Just what is parvovirus, what dogs are most likely to get parvo, how can my dog get parvovirus, what are the symptoms of parvo, and what should I do if my dog does get parvo? These are some of the questions that I will attempt to address on this page.
Parvovirus: The disease
Parvovirus is a small, but deadly, virus that some think may be a mutation of the feline distemper virus. It is a very hardy virus, and once it becomes active it can remain in the environment for a great deal of time.
Since its discovery in the 1970's parvovirus has been responsible for the deaths of thousands of both wild and domestic dogs. Since a vaccine was introduced the disease is less frequent than in earlier years. However, outbreaks of parvovirus have not disappeared completely.
What Dogs Can Get Parvovirus?
All dogs are capable of developing parvovirus, but puppies from 4-6 weeks (weaning age) and approximately 6 months are the likely candidates for the disease.
According to one Kentucky vet rottweilers are very prone to parvovirus and are most certainly to get it if they are not vaccinated against it. Vaccinations for parvo should begin at 6-8 weeks of age. Puppies should NOT be socialized or taken to public parks or other public places where they can come into contact with other dogs that may be infected until TWO (2) weeks AFTER their last shot.
How Can My Dog Get Parvovirus?
Parvovirus is transmitted through the feces and other body fluids of an infected dog. As stated earlier the virus is particularly hardy and can remain in the environment for quite a long while.

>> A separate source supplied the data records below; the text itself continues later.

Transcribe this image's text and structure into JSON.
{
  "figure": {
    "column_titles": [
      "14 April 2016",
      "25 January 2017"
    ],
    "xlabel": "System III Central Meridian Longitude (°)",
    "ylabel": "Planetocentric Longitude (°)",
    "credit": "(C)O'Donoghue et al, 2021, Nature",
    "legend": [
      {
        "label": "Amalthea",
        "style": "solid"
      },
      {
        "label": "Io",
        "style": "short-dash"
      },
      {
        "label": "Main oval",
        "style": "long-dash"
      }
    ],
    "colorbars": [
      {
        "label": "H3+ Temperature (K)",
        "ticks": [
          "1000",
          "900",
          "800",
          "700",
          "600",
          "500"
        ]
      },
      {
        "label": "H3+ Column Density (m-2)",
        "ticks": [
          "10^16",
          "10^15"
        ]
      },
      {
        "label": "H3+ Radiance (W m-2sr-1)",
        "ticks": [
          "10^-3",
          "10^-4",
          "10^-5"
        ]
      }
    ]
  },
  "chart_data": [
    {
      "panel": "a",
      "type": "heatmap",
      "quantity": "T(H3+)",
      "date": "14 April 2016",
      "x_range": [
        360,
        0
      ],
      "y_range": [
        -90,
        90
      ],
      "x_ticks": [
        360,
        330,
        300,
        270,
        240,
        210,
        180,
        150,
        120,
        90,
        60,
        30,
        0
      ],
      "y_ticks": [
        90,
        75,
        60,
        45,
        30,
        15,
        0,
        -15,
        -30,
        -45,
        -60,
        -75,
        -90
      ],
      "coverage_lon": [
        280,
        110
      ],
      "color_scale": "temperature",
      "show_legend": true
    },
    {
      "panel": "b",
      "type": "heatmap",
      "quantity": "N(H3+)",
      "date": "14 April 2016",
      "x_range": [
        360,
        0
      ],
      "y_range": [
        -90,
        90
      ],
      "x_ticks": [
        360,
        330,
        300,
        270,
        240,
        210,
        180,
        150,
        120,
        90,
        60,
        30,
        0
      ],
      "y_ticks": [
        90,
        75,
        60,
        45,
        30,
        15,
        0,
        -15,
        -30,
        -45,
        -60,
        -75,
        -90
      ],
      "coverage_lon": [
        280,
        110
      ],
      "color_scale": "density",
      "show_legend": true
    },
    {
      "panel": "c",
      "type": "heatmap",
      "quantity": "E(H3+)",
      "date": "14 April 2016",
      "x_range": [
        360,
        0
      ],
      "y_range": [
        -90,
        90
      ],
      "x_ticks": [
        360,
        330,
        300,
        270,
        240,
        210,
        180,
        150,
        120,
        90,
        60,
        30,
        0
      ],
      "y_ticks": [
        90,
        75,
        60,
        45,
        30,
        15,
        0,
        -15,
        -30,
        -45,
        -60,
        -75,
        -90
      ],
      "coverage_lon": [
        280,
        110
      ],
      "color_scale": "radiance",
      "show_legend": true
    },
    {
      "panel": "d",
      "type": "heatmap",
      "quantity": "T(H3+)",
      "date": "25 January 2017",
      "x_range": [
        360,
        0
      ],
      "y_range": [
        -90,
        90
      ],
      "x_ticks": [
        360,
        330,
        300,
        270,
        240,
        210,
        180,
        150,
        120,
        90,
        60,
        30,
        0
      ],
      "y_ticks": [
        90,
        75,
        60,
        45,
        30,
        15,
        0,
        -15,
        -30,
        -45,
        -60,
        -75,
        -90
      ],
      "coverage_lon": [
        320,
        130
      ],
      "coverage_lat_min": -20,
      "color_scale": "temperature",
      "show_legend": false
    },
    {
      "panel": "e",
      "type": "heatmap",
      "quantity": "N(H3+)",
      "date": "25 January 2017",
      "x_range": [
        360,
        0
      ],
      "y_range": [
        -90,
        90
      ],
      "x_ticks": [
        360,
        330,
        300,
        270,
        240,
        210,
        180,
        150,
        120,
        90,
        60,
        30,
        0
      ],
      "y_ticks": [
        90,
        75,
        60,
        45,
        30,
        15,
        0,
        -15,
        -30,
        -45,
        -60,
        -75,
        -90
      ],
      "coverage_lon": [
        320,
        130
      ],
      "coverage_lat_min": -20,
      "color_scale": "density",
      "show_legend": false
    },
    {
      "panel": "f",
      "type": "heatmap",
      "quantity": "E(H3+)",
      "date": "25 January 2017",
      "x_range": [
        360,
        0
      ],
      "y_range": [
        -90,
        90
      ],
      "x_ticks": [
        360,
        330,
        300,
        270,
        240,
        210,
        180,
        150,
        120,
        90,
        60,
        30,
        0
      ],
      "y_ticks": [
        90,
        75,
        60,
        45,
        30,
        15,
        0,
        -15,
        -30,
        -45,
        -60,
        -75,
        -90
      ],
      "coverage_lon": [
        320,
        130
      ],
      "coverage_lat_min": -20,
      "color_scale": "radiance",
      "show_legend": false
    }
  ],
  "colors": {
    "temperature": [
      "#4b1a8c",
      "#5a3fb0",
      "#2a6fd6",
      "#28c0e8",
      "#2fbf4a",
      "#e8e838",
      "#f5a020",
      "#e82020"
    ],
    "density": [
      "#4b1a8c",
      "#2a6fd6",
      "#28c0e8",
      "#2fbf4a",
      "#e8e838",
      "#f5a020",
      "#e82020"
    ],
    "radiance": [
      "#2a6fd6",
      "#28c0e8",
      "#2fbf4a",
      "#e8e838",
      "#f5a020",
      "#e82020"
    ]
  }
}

Fencing your yard can help reduce the chance of your dog getting parvovirus by keeping out any dogs that may be infected by the disease.
What Are The Symptoms Of Parvovirus?
While the symptoms of parvovirus may often resemble other diseases here are the most frequent (and if your dog has any of these, whether you suspect parvo or not, they warrant an automatic trip to the vet!):
1. Severe and bloody diarrhea (often this will have a very foul odor and may be yellow in color);
2. Vomiting (often bloody and severe);
3. High fever;
While these symptoms are not meant to be all inclusive they are the worst. As with any serious illness if you suspect your dog may be sick get them to your vet!
What Do I Do If My Dog Has Parvo?
As with any virus there is no cure for parvo. However, if you suspect your puppy or dog has parvo: Get them to a vet at once!
While the disease itself can not be treated the side effects can be. One of the side effects is dehydration due to high fever. According to one vet if treatment is not begun within four days the chances of the dog surviving are not just slim they are non-existant.
Complications from parvovirus (such as congestive heart failure) can stay with a dog for the rest of their life. Most puppies that do survive parvo are un-healthy and sickly for the remainder of their life.
IF YOU SUSPECT YOUR DOG OF HAVING PARVO: GET THEM TO YOUR VET!!!